Sometimes I make a lot of effort in order to be extremely lazy. In this instance I got bored of manually generating folder names from book titles so decided to create a script to do it for me.

Initially I was copying the title, pasting it into the input() then copying out the result and pasting it into the new folder dialog. Even this seemed like too much effort. A short web search, led me to Build a Shared Clipboard Utility in Python : Page 3. The relevant bit for my purposes (since I’m only using this on my Mac) is Listing 4 which gives this snippet:

import subprocess

def get_clipboard_data():
    p = subprocess.Popen(['pbpaste'], stdout=subprocess.PIPE)
    retcode = p.wait()
    data = p.stdout.read()
    return data.decode('utf-8')

def set_clipboard_data(data):
    p = subprocess.Popen(['pbcopy'], stdin=subprocess.PIPE)
    p.stdin.write(data.encode('utf-8'))
    p.stdin.close()
    retcode = p.wait()

I have added the encode() and decode() calls to the clipboard functions in order that they not have to be repeated across calls.
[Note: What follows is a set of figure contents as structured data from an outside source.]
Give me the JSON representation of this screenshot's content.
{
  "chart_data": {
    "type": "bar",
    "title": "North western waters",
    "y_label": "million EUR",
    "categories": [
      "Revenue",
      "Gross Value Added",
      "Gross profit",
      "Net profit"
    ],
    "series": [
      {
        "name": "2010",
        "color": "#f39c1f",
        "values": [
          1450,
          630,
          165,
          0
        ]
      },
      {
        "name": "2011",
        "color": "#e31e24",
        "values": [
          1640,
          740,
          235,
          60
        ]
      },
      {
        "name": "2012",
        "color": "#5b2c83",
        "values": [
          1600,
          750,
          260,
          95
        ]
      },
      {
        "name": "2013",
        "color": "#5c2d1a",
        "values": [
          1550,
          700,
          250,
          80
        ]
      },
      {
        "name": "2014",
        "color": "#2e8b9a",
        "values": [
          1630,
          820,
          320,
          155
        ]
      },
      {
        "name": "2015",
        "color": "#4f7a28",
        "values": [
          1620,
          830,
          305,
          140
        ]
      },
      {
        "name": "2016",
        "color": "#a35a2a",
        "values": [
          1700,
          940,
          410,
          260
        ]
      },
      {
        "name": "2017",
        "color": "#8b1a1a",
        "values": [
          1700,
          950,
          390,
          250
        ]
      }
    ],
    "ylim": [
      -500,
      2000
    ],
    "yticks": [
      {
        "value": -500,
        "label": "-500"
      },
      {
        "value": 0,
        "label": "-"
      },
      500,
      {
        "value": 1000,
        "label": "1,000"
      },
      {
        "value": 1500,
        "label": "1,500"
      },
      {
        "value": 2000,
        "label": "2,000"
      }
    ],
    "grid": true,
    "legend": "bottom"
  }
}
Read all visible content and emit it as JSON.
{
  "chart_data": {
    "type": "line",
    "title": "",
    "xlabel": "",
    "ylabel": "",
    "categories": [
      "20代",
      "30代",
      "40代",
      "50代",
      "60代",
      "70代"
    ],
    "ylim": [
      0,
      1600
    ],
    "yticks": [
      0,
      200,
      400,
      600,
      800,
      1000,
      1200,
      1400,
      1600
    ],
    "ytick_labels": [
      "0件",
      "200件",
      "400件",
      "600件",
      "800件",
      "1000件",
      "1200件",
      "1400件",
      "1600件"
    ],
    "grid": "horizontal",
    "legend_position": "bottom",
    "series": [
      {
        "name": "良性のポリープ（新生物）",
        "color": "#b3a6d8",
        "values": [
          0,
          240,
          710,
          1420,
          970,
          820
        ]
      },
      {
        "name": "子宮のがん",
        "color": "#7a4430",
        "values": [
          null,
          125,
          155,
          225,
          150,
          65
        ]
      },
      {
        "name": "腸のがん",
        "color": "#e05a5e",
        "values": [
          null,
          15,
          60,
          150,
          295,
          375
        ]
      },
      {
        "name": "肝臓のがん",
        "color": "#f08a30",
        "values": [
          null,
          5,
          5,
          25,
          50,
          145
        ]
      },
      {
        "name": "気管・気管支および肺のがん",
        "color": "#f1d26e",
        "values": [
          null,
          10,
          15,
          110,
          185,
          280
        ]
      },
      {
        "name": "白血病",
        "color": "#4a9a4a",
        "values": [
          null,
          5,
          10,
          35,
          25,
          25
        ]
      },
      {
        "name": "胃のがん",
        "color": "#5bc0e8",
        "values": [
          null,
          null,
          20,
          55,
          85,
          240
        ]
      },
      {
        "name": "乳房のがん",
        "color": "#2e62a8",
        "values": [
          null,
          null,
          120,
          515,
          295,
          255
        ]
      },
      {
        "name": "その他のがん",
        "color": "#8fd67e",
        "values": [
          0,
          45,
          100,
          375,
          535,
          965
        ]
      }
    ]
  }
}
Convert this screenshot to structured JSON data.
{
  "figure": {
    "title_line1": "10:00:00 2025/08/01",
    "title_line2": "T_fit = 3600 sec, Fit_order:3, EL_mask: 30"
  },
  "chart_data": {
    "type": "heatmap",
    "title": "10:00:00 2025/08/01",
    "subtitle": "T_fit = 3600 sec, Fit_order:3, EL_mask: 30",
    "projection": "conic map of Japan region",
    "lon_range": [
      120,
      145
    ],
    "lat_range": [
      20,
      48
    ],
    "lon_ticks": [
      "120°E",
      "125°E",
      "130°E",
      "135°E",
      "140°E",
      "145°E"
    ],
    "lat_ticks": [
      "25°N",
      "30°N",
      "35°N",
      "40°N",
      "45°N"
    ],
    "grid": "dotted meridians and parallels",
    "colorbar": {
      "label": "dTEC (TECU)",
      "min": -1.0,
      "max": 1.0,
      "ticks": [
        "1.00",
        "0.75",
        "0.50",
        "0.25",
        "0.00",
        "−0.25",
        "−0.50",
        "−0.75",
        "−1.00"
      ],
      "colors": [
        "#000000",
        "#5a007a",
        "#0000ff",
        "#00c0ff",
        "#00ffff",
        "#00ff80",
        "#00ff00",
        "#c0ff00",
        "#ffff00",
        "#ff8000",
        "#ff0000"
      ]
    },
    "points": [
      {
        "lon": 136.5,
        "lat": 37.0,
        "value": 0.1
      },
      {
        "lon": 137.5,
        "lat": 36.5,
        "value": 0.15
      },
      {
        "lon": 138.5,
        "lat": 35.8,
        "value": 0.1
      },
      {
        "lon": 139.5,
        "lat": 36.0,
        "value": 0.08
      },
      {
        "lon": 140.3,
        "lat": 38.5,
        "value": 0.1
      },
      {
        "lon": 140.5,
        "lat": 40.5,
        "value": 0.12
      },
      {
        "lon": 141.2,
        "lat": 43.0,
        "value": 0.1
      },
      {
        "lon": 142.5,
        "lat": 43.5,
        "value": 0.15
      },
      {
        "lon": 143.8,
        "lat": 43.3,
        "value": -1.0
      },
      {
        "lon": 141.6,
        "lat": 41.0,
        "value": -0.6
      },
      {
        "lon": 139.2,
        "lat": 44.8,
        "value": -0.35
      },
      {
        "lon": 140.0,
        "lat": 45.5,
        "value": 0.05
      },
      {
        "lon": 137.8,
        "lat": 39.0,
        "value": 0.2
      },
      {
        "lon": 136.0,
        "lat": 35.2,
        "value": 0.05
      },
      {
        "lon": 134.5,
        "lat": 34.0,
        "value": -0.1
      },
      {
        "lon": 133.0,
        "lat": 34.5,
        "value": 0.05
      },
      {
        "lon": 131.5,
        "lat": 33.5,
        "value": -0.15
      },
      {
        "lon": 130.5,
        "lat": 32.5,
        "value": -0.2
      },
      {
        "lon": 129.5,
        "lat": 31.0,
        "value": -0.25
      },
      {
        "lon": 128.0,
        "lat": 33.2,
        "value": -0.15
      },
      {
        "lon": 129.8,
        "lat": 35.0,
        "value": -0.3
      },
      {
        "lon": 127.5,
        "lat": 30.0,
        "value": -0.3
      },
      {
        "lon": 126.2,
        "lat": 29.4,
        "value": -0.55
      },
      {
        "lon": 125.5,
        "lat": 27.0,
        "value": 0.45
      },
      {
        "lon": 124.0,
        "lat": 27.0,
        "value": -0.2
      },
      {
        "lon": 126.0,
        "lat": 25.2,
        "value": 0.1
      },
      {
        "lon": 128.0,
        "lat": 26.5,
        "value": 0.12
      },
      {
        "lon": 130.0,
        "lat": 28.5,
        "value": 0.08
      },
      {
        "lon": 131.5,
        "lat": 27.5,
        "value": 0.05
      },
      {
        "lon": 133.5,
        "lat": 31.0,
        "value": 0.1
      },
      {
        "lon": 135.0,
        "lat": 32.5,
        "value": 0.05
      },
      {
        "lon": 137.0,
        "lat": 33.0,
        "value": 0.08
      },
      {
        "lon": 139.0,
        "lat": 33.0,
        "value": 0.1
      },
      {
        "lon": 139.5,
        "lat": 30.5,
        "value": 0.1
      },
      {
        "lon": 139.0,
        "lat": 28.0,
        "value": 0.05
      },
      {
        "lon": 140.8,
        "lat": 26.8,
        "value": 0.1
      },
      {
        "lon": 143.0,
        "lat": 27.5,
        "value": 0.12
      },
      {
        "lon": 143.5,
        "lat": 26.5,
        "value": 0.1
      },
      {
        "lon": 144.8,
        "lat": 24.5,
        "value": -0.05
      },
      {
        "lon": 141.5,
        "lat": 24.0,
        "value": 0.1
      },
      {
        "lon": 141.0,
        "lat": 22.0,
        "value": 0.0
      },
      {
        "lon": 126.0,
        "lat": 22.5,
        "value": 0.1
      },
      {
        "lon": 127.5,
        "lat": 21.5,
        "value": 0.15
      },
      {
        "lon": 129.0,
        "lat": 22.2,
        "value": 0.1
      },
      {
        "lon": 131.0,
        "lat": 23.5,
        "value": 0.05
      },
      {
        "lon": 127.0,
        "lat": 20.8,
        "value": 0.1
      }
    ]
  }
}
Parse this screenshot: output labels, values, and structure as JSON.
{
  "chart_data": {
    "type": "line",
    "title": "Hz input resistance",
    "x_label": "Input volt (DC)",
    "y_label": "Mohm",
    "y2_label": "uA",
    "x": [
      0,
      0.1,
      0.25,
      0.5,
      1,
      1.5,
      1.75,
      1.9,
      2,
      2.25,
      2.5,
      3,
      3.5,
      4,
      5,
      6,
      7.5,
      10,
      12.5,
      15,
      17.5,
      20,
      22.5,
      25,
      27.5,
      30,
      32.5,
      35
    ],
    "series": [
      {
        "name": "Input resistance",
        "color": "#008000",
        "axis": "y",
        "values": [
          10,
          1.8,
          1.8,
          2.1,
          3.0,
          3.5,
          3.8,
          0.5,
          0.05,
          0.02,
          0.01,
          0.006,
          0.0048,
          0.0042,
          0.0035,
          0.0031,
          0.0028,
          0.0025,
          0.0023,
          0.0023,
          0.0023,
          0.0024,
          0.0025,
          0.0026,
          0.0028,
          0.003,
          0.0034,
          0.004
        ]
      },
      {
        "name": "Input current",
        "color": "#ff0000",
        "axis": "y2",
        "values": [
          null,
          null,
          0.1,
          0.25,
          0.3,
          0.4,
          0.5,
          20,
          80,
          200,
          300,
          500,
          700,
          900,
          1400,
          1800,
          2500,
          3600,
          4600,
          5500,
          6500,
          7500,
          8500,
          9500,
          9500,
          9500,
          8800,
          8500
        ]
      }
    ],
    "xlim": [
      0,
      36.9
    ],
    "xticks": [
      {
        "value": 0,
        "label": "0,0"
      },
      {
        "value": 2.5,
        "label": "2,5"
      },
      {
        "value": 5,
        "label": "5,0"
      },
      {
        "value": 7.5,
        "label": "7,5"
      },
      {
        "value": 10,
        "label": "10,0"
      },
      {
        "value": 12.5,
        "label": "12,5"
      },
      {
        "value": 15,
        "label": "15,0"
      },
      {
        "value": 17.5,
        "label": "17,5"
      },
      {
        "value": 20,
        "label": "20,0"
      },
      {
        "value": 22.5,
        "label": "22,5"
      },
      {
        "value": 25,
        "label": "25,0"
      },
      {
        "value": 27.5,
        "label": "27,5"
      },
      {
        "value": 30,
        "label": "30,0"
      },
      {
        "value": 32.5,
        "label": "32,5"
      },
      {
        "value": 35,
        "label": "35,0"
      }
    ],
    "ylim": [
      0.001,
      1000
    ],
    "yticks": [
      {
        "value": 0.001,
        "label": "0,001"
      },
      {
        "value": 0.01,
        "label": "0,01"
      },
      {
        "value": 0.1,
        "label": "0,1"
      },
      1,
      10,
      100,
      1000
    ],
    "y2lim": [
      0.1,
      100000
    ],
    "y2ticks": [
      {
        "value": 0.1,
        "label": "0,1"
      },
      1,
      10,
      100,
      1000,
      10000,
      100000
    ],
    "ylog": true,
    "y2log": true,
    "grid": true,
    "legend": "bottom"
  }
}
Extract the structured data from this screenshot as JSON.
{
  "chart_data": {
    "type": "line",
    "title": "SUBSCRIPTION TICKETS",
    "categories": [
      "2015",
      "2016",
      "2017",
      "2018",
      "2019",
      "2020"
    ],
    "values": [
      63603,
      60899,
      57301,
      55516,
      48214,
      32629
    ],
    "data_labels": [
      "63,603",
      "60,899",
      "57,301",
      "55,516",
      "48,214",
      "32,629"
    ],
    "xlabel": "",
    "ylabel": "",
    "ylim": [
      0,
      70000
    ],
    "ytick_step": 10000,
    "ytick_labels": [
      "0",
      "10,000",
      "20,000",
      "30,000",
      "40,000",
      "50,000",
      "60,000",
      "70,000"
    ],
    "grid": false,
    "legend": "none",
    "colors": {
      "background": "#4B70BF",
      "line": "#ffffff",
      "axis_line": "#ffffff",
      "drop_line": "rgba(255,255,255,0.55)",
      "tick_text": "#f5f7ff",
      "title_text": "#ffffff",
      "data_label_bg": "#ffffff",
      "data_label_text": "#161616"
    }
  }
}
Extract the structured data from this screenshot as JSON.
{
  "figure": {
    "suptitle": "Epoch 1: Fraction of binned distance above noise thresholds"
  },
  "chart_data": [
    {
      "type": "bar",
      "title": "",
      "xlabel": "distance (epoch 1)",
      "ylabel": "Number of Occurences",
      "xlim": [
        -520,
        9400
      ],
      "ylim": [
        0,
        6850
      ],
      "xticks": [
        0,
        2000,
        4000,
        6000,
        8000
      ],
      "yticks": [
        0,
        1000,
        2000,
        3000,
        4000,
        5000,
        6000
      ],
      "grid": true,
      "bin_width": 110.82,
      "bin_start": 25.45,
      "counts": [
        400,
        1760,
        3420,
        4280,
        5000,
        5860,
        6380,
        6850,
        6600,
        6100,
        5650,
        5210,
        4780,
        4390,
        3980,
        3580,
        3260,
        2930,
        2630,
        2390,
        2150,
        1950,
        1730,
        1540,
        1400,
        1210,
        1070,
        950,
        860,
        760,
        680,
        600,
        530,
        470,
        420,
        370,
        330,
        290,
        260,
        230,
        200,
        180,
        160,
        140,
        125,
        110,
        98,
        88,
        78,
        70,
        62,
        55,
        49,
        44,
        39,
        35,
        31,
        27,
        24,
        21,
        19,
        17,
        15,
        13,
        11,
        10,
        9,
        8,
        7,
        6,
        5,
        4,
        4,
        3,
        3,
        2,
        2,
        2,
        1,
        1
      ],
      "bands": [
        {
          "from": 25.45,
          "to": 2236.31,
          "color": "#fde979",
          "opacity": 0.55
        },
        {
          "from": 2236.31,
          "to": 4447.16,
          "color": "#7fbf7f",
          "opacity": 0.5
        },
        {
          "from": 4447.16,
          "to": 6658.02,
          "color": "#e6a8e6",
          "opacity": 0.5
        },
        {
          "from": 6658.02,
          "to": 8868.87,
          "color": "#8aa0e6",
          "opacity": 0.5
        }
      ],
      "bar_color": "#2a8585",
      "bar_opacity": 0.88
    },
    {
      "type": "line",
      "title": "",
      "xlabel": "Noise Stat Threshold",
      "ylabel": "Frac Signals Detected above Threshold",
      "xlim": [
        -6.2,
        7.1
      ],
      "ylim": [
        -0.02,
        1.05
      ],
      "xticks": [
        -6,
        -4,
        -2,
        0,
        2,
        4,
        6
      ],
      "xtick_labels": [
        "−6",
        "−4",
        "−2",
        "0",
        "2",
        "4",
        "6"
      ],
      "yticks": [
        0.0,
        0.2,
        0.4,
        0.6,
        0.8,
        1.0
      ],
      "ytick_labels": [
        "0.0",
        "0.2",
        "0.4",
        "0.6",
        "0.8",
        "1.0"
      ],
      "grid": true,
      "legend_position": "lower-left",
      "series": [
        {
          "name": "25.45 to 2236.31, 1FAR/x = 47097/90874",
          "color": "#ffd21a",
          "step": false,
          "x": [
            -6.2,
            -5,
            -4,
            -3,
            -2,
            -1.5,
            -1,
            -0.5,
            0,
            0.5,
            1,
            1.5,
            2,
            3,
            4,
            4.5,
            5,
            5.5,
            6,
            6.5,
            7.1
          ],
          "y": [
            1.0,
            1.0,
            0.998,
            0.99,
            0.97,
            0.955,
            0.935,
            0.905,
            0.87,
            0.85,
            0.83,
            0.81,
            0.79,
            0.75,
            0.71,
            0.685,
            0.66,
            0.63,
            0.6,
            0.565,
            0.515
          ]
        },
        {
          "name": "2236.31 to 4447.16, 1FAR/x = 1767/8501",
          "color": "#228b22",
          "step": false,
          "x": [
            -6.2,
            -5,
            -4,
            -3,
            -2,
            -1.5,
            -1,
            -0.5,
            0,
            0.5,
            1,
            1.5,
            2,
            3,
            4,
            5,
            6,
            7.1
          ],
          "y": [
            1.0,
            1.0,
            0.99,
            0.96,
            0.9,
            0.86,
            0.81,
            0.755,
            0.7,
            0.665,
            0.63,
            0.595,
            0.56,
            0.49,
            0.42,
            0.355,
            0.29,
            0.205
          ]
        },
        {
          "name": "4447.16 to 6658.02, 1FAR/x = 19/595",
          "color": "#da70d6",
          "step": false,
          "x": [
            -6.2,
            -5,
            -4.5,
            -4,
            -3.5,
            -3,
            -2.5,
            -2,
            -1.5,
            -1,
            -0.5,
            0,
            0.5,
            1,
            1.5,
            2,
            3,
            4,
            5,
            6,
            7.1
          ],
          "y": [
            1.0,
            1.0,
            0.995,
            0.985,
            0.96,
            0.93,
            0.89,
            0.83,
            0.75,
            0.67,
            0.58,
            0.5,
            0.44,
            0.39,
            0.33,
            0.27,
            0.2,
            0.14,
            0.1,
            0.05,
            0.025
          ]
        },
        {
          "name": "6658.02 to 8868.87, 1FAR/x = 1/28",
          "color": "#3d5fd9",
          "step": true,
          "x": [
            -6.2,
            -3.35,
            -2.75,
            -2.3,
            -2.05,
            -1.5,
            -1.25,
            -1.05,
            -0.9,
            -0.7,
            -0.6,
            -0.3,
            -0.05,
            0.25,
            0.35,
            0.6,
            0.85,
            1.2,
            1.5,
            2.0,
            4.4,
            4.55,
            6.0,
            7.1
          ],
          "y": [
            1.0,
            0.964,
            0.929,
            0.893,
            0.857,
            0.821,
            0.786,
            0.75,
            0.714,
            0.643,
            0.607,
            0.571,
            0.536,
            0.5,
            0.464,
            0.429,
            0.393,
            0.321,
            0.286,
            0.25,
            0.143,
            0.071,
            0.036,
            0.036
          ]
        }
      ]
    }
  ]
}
Now I have this I need to add it to my existing string manipulation function and make it run on demand (as it intercepting all clipboard traffic would be annoying).

import regex as re

translator = str.maketrans('. ', '-_')

if input('Ready: ').lower() != "x":
    op = re.sub('[^{\\w .}]+', "", get_clipboard_data()) # remove all punctuation apart from periods
    op = re.sub('__+', "_", op).translate(translator).lower() # replace any resulting __ with _, switch . for -
    set_clipboard_data(op)
    print(op)
else:
    break

Now all I have to do is copy the filename, cmd+tab over to my terminal app (iTerm2) and press enter.